The only sensible workaround is to try and copy the design pattern used in C in OCaml. We have declared it to be of zero size and we will have to handle the allocation and array bounds checking by hand.

Handling values returned from C

We can no longer rely on the native Ctypes support to convert this type for us since the array would always have length zero (despite being backed by a larger array allocated by the C). Now we must cast our array to and from a pointer to have it appear like an array of the correct size:

module Line = struct
  ...

  type t = {
    length   : int;
    contents : char list; 
  }

  let of_internal_ptr (p : internal ptr) : t =
    let arr_len = getf !@p length in
    let contents_list =
      let arr_start = getf !@p contents |> CArray.start in
      CArray.from_ptr arr_start arr_len |> CArray.to_list in
    { length = arr_length; contents = contents_list; }
end

Creating values to pass to C

Normally we would simply call allocate to create a pointer to a fresh value of our given type and then set each of the fields before passing this value to a C function. However, we need to now make sure we create a value of the correct size.
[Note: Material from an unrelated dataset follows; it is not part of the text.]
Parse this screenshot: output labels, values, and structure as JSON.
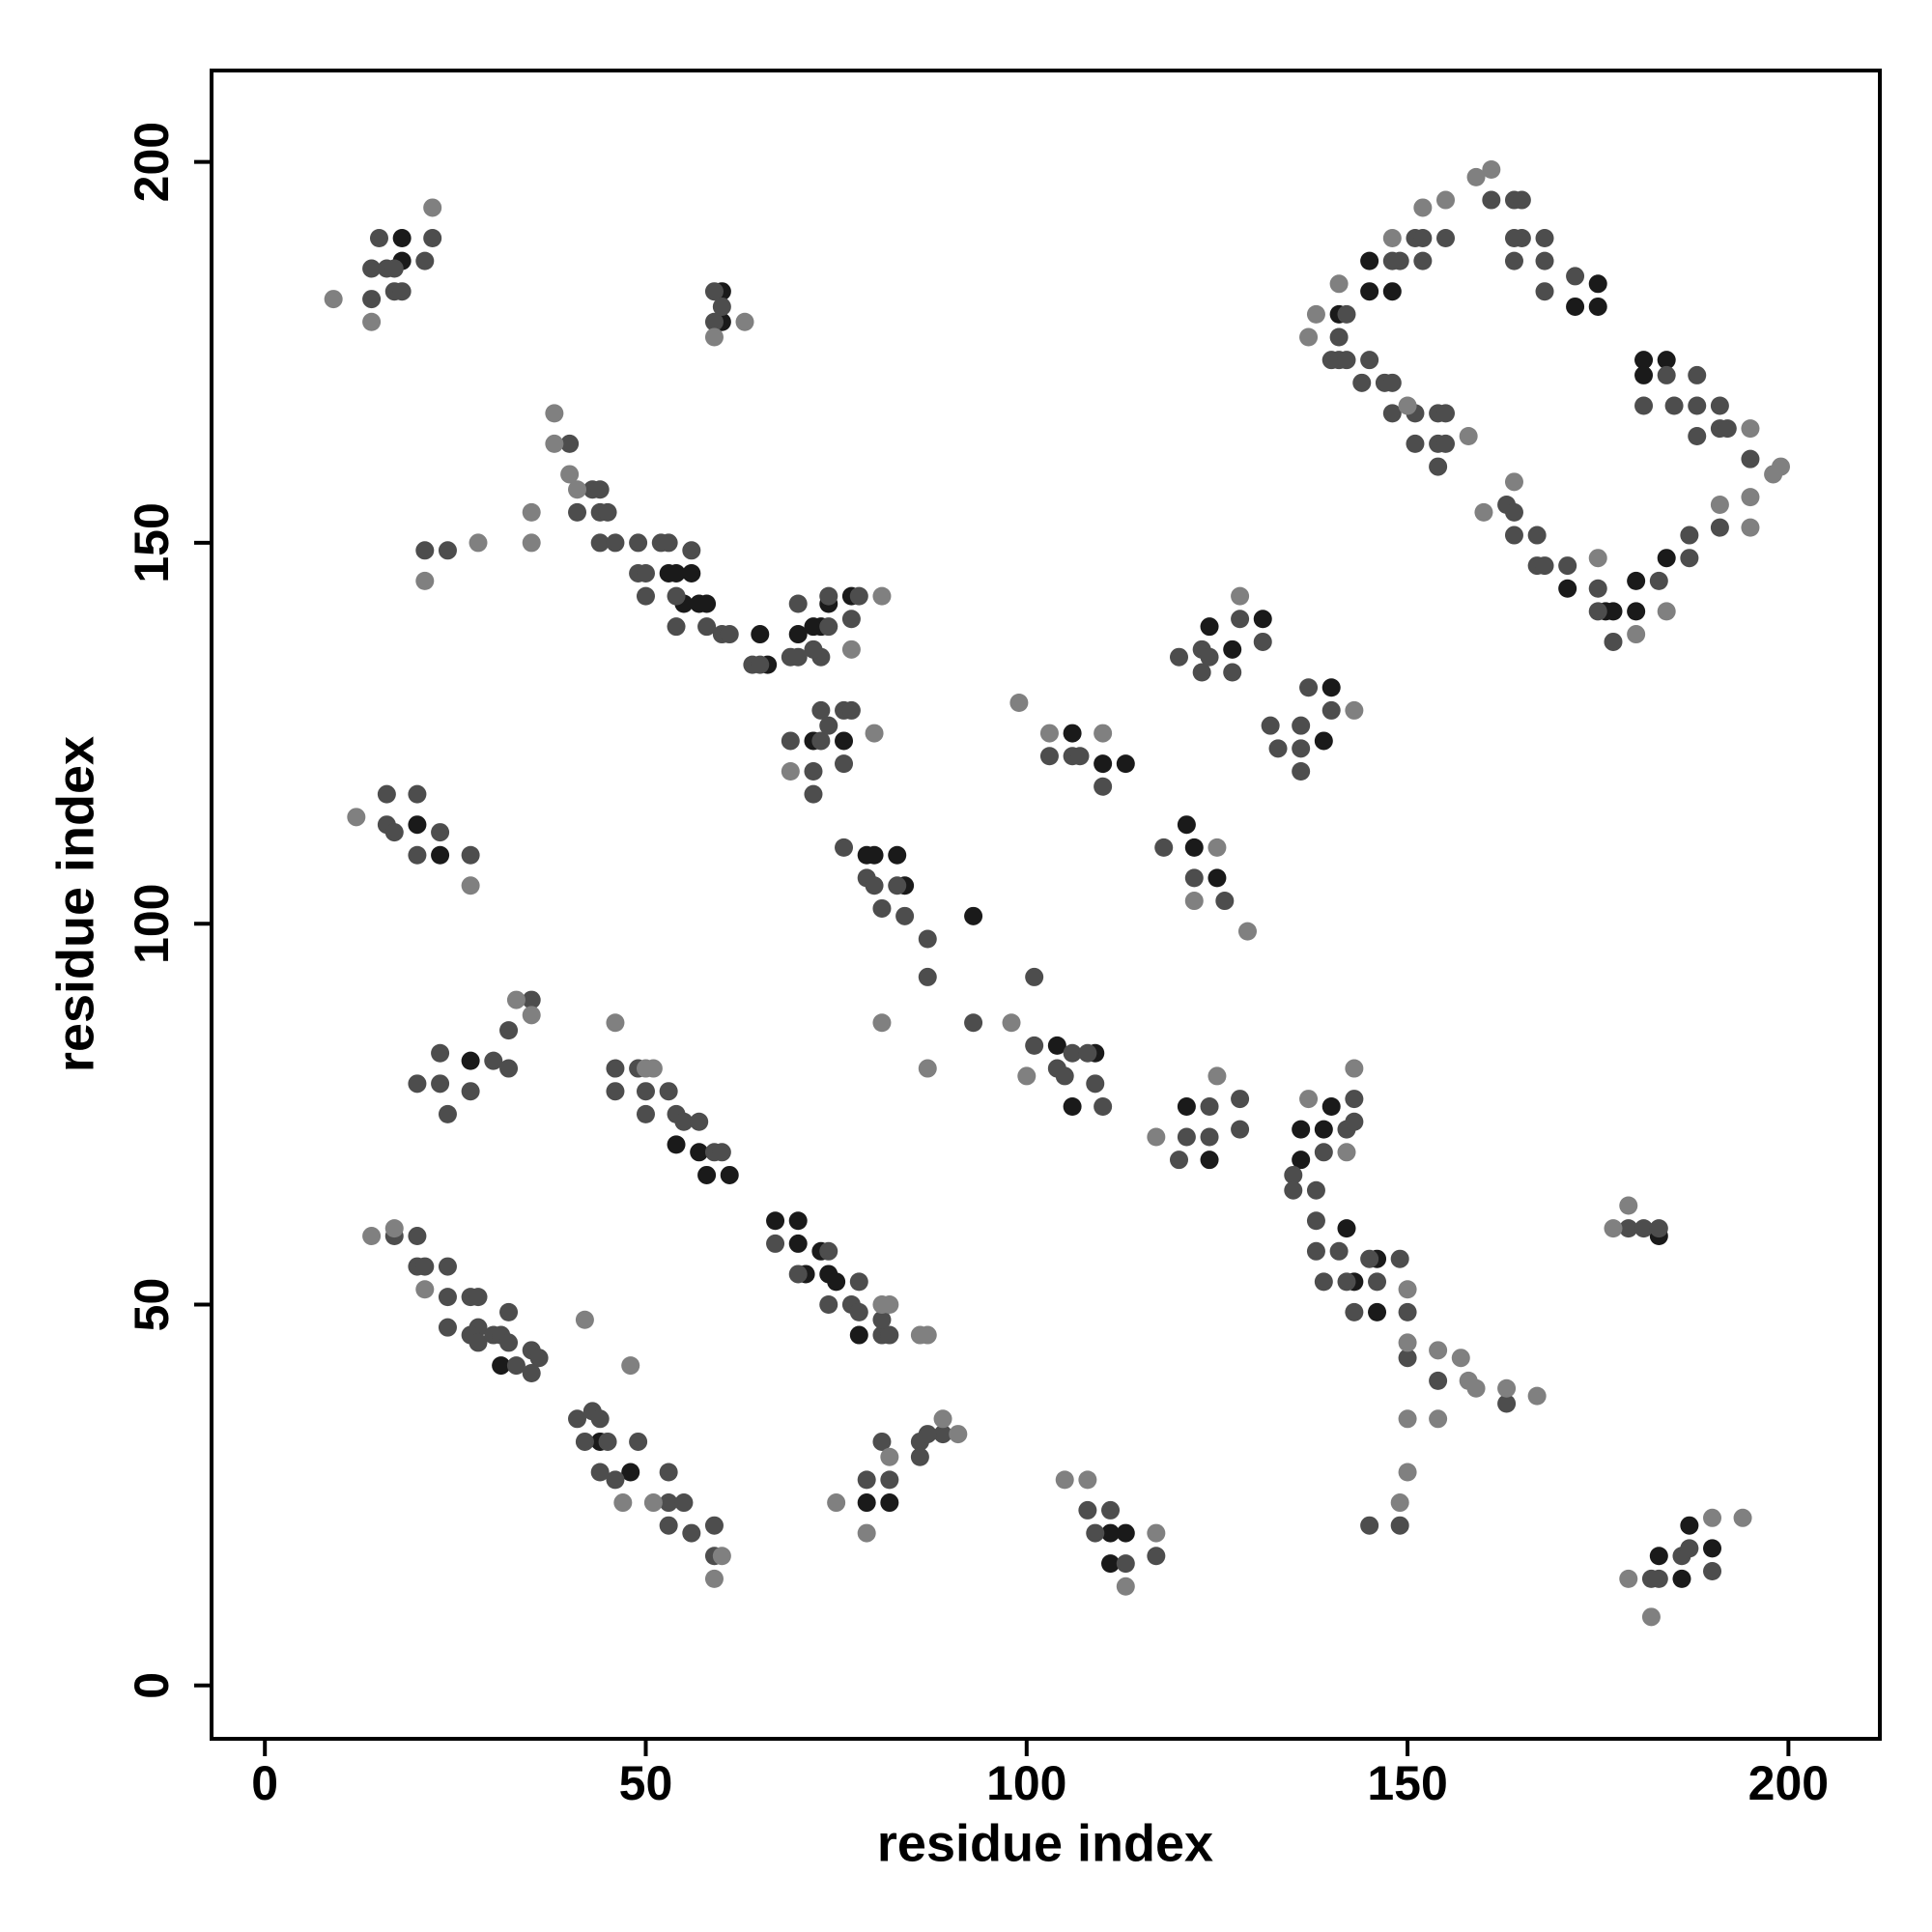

A slight quirk is that you cannot use the allocate function to allocate arbitrary memory but Ctypes does provide an allocate_n variant which allows the use of an “abstract” typ:

val allocate_n : ?finalise:('a ptr -> unit) -> 'a typ -> count:int -> 'a ptr

(** allocate_n t ~count:n allocates a fresh array with element type t and
length n, and returns its address. The argument ?finalise, if present, will be
called just before the memory is freed. The array will be automatically freed
after no references to the pointer remain within the calling OCaml program. The
memory is allocated with libc's calloc and is guaranteed to be zero-filled. *)

So if we have a value of our OCaml type we can construct a pointer which we can use with our C bindings by coercing from one of these abstract values via the void type and then using the unchecked setters for the array field:

module Line = struct
  ...

  let to_internal_ptr t =
    let size = (sizeof internal + t.length * sizeof char) in
    let internal =
      allocate_n (abstract ~name:"" ~size ~alignment:1) 1
      |> to_voidp |> from_voidp internal |> (!@) in
    setf internal length t.length;
    List.iteri (CArray.unsafe_set contents) t.contents;
    addr internal
end

Using a view to make conversion implicit

Finally we can also create a view which creates a new Ctypes typ from another with some implicit conversion rules. This allows us to use this new value when binding C functions.

Suppose we had a C function that operated on a struct line, for example:

int length(struct line *l);

Then we could add a binding for this function by declaring a view using our to_internal_ptr and from_internal_ptr functions. This allows us to call this function with values of our OCaml type, Line.t:

module Line = struct
  ...

  let t = view ~read:of_internal_ptr ~write:to_internal_ptr (ptr internal)
end

let length = foreign "length" (Line.t @-> returning int)

Conclusion

I’ve spent a bit of time using Ctypes now and, even though I hadn’t been exposed to too much of the pain before it, I’m not sure I’d want to be without it. You do have to jump through some hoops but I don’t resent them because I feel they add value. The extra effort of the required boiler-plate is worth it for the confidence it brings. Sure, if you stray from straight-forward C patterns to more idiomatic use (like this example) then you have to stray a bit from the ideal model in Ctypes too but hey, the rules were made to be broken! Also, Ctypes is very actively maintained and the small usuability niggle addressed in this post has been noted.